Random links

As Good as Dead
"Is there really such a thing as brain death?"
Yotam Ottolenghi Goes Inside the Gaza Kitchen, Part One
"The whole business of women cooking home food at home and men cooking the official street food in restaurants or other sorts of eateries really struck a chord. I think this is something that actually happens across the Middle East--men cooking in restaurants and women cooking at home. When I did a program about Jerusalem for the BBC a couple years ago, I went to visit a Palestinian home. The cousin of the family was working in a hotel, and the women of the house showed me a few Palestinian dishes, but they said, "Let's do it quickly before our cousin arrives, because then it's going to be all sorts of fancy food." They wanted to get everything out of the way because they knew he can't cook their food and they can't cook his food, and it's almost like there's actually no dialogue."
Bacon Mistakes To Avoid: How To Cook Bacon
Ways to make bacon better ...
The NIMH Withdraws Support for DSM-5
DSM-5 is the latest version of the American Psychological Association's manual of mental disorders. What did the director of the US National Institute of Mental Health have to say? "Unlike our definitions of ischemic heart disease, lymphoma, or AIDS, the DSM diagnoses are based on a consensus about clusters of clinical symptoms, not any objective laboratory measure." What else does the article describe it? "That consensus is now clearly missing. Whether it ever really existed remains in doubt. As one consultant for DSM-III conceded to the New Yorker magazine about the amount of horsetrading that drove that supposedly "evidenced-based" edition from 1980: 'There was very little systematic research, and much of the research that existed was really a hodgepodge—scattered, inconsistent, ambiguous.'"

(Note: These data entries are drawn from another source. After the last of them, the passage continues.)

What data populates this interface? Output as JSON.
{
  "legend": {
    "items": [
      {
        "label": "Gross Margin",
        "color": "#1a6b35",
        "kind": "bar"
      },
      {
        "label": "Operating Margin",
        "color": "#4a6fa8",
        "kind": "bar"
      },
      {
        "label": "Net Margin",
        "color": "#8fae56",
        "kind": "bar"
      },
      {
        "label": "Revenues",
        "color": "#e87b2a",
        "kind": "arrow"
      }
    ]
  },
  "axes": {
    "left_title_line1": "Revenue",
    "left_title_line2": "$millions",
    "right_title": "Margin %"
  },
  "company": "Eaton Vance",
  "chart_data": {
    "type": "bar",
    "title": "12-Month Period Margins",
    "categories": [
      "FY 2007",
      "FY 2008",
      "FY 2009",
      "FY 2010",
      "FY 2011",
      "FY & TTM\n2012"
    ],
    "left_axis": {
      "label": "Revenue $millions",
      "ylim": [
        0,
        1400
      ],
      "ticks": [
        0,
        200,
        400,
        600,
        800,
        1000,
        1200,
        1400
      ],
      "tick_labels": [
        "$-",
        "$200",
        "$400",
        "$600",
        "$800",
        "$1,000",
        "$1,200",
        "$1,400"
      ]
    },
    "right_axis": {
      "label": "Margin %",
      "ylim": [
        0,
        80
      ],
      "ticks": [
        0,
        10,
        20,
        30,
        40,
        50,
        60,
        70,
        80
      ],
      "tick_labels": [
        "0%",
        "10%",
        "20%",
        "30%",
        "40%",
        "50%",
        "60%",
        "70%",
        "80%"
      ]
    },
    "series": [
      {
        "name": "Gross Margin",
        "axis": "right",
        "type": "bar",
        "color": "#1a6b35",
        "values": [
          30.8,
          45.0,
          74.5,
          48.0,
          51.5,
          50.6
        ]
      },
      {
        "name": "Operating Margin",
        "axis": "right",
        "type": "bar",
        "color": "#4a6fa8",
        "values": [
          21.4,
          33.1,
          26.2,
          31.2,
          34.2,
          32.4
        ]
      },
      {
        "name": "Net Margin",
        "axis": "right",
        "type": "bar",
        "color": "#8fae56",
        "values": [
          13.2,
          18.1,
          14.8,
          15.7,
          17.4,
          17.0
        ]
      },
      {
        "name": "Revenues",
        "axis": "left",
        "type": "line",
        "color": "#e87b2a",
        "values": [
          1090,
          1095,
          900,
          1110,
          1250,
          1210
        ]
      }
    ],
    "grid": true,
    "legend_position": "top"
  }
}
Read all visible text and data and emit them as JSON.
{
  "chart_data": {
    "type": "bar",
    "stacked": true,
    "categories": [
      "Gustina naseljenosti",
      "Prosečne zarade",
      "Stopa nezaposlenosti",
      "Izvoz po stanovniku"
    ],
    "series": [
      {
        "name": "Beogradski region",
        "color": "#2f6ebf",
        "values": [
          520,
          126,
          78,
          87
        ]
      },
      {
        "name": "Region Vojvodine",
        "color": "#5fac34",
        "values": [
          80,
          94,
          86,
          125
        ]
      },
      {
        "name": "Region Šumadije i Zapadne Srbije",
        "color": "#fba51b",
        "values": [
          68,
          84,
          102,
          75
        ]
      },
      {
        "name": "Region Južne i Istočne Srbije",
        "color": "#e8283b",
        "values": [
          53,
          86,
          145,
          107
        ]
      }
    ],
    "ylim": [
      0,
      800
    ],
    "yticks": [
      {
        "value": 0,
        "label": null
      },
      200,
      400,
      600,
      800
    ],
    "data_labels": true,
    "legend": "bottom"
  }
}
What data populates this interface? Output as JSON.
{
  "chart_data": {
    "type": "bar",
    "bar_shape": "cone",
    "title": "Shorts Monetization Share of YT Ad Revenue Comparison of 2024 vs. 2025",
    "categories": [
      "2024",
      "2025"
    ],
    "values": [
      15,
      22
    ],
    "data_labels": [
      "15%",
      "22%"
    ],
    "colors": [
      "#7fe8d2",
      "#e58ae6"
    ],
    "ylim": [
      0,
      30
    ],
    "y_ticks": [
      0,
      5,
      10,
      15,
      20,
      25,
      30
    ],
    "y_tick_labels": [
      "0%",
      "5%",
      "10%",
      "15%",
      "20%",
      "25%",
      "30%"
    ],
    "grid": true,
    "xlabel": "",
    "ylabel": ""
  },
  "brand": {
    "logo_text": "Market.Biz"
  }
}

Christianity Today on Silicon Valley

From Here's to the Misfits:

You discover two things pretty quickly when scouting stories in this part of the world. First, how many Christians there are. This is not the Bible Belt by a long stretch—pastors, church planters, and ordinary Christians describe the kind of cosmopolitan secularity that's familiar to residents of London or New York. But in the past decade the San Francisco Bay Area has seen a resurgence of vital churches, such as Reality SF, the church Sonny and his wife, Christy, attend with 1,200 others. Ask about Christians at the top of major Bay Area companies, and you get a far longer list than you would in, say, New York City.
The second thing you discover is how few of these Christians want to be identified by name in a story for Christianity Today, all the more so the younger and the more recently successful they are. In no other place we've reported for This Is Our City, even the far more secular city of Portland, Oregon, did we encounter such diffidence about being publicly identified as a Christian.

Random links

FBI surrounds house of Saudi student following sightings of him with pressure cooker pot, only to find he was cooking rice
In related news another Saudi guy was arrested at an airport with a pressure cooker - seems like he may have lied about a few things, but this one also didn't seem to be rigged as a bomb.
Canada to lift moratorium on parent, grandparent immigration
It'd be difficult to justify not doing this. Unfortunately, it's also a reason why immigration doesn't really seem to be a solution to the population aging problem.
Young Adults With Autism Can Thrive In High-Tech Jobs
To quote neurologist Patricia Evans: "They may really flourish at engineering-type tasks or computer design, where their interaction with people is somewhat limited." Here by autism they seem to mean Aspergers Syndrome. This seems a somewhat more reasonable characterization of much engineering-type work than insisting that such employment involves as much face-to-face communications as any other job - i.e. what I typically see from organizations trying to get more women interested in the field (where I'd argue emphasizing flex-time would probably be a much better approach).
People with disabilities are more likely to get divorced
This might not be what you want to hear, but does indeed seem to be true. (I alternately find this blog interesting, providing evidence that I haven't found elsewhere, and at other times extremely annoying and more than a little biased).

How should you define "retirement"?

Here's how retirement is defined by one guy who was able to do so at age 30 (emphasis mine):

According to me, retirement means you no longer have to work for money. You then proceed to do whatever you like, without regard for whether or not it earns you money.

I try to promote the idea that rewarding, meaningful work is an important part of retirement for many of us. If you don’t allow work as part of “retirement,” many people say, “I’m never going to retire, because I like working.” And they use that as an excuse to always spend everything they earn, which leaves them job-dependent and addicted to high consumption for life.

Seems like a secular version of John Piper's views on retirement.